The Labour grandee was also articulating this entire region’s growing realisation that the Northern Powerhouse and Levelling Up have become little more than glorified soundbites.
And unconvincing responses to a series of questions only strengthened all those who now question the sincerity of the Government’s past promises to ‘red wall’ voters.
Dame Diana’s original intervention came in the context of repeated delays to the electrification of the railway between Hull and Selby – a hold-up now exacerbated by growing uncertainty over the eastern leg of HS2. This prompted a ‘wait and see’ response from HS2 Minister Andrew Stephenson before he chose to chide the record of the last Labour government.
Ominously, Mr Stephenson then declined to confirm that the eastern leg of HS2 will be built to Leeds in full: “This is a cross-government decision.”

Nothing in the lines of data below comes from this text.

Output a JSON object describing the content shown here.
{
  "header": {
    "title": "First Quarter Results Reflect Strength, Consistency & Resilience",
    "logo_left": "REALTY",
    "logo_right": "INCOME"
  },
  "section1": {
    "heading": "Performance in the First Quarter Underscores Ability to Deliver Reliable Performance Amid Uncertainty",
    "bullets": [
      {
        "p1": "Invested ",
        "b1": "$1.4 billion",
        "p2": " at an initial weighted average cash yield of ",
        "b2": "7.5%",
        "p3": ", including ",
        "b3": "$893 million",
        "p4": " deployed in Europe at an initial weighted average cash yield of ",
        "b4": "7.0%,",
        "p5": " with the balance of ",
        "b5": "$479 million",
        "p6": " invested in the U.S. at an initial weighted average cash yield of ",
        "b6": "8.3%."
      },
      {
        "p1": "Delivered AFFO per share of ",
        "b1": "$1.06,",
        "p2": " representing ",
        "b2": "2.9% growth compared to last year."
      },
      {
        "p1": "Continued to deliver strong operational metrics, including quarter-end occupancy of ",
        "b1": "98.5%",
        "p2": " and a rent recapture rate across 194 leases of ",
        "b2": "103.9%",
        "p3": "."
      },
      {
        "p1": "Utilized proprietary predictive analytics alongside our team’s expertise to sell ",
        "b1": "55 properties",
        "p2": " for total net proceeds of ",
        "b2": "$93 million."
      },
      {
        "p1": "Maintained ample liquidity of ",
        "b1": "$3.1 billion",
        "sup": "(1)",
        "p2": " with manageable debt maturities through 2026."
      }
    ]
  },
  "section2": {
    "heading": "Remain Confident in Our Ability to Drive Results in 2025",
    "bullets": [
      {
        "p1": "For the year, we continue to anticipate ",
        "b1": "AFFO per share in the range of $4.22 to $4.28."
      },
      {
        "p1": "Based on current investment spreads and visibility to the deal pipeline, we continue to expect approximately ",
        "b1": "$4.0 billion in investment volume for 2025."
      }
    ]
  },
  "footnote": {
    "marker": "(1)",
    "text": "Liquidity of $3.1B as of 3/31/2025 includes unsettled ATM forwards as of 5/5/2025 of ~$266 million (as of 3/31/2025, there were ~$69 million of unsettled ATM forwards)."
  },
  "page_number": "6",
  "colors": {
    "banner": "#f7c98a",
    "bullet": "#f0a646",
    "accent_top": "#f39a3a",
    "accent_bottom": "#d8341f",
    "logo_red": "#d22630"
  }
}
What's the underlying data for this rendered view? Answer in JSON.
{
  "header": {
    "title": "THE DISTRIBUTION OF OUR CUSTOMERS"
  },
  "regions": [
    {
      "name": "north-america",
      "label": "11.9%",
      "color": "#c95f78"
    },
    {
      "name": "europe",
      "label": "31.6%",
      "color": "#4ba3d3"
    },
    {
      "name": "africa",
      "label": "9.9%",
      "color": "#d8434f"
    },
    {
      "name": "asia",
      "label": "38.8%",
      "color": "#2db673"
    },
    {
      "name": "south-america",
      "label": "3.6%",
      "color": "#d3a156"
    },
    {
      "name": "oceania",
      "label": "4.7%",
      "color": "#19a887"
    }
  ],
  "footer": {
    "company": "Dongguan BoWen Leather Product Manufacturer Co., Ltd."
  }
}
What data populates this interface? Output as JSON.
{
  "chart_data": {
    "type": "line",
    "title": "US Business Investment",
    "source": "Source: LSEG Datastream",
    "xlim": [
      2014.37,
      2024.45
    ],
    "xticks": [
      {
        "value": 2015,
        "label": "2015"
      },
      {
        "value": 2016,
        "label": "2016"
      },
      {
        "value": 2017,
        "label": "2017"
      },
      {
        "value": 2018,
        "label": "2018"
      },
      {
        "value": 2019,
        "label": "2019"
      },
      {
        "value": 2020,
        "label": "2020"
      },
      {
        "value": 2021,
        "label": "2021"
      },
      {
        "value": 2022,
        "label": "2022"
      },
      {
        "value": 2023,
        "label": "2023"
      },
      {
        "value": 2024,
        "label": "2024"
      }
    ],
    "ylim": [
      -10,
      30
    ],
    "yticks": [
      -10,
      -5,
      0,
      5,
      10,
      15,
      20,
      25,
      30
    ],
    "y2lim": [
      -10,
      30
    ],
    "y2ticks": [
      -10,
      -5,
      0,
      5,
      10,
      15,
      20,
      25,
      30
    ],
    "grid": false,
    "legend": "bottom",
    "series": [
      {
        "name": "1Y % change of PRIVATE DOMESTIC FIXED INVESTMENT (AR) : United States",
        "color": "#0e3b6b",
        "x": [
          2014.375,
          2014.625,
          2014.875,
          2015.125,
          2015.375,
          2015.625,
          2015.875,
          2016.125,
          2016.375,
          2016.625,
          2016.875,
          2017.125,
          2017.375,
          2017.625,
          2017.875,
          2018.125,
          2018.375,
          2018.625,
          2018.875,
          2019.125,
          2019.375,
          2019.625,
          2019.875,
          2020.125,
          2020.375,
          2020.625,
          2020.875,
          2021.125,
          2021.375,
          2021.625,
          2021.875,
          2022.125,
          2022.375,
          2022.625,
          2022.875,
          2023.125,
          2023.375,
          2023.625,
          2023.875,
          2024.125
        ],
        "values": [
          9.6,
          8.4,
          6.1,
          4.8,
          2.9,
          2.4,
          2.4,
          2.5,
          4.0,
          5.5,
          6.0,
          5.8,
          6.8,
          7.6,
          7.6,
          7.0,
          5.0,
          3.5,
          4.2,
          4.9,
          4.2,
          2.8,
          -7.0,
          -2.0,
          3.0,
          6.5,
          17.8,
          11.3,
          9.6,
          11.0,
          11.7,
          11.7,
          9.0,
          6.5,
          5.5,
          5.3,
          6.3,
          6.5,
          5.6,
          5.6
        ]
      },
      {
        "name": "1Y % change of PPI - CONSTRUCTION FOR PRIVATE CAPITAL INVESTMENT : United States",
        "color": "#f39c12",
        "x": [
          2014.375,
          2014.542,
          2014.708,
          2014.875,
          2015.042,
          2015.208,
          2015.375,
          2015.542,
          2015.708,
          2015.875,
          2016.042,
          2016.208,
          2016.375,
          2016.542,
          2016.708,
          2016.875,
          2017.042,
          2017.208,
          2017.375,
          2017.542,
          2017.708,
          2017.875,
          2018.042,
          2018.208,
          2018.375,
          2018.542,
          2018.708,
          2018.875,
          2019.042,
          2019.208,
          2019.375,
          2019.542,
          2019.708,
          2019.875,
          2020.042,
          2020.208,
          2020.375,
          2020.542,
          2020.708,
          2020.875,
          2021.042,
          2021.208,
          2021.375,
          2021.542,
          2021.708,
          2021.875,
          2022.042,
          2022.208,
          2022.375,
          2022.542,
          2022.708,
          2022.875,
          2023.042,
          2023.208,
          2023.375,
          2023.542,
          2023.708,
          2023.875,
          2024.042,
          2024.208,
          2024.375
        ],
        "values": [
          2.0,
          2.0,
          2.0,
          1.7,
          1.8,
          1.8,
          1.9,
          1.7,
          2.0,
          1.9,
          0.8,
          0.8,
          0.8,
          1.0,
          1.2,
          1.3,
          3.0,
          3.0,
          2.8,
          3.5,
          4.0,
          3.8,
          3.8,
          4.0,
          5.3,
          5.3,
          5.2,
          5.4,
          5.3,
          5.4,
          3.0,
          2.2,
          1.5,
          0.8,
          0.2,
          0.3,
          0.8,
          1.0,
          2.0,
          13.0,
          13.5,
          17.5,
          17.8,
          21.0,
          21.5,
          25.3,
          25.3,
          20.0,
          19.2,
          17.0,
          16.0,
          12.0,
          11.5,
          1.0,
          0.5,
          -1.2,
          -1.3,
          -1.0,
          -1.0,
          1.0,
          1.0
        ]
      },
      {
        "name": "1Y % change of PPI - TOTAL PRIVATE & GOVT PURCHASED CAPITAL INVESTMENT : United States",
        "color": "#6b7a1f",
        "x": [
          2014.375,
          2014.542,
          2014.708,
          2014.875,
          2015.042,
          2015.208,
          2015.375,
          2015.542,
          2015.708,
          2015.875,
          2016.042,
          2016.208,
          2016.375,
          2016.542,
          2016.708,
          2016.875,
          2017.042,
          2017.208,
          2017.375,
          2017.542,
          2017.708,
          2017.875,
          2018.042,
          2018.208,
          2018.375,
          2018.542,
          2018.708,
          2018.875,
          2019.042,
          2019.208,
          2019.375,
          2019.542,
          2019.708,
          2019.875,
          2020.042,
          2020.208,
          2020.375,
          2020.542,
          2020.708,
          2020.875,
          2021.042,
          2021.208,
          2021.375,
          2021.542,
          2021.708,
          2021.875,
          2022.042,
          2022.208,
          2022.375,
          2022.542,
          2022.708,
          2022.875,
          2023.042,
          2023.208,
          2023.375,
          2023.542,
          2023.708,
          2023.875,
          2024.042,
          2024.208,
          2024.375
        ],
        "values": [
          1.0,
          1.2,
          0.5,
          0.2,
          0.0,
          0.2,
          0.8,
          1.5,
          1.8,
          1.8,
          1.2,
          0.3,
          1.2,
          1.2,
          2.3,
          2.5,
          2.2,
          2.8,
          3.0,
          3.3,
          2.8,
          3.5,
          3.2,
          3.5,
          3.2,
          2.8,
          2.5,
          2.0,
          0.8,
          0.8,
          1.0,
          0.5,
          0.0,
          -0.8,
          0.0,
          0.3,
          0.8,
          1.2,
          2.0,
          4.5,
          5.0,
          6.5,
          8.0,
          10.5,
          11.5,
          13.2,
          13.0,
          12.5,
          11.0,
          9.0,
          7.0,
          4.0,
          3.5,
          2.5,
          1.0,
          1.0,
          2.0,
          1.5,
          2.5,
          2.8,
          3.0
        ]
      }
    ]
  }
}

And then Commons leader Jacob Rees-Mogg’s contempt when Dame Diana asked if he was happy with the North’s “clapped out, knackered” Pacer trains becoming makeshift classrooms – and whether they would be appropriate at Eton or Winchester where Boris Johnson and Rishi Sunak went to school. “Reusing old trains can be an enjoyable thing to do,” he said with typical pomposity.
Really? It’s not just this region that is exasperated. Even Michael Heseltine, a former deputy prime minister steeped in these matters, says policy drift on devolution agenda is widening profound regional disparities still further.
Yet, just as Covid has accelerated the need for levelling up and empowering the North, Ministers are pressing the brake pedal instead. And it comes back to Dame Diana’s original question: Why?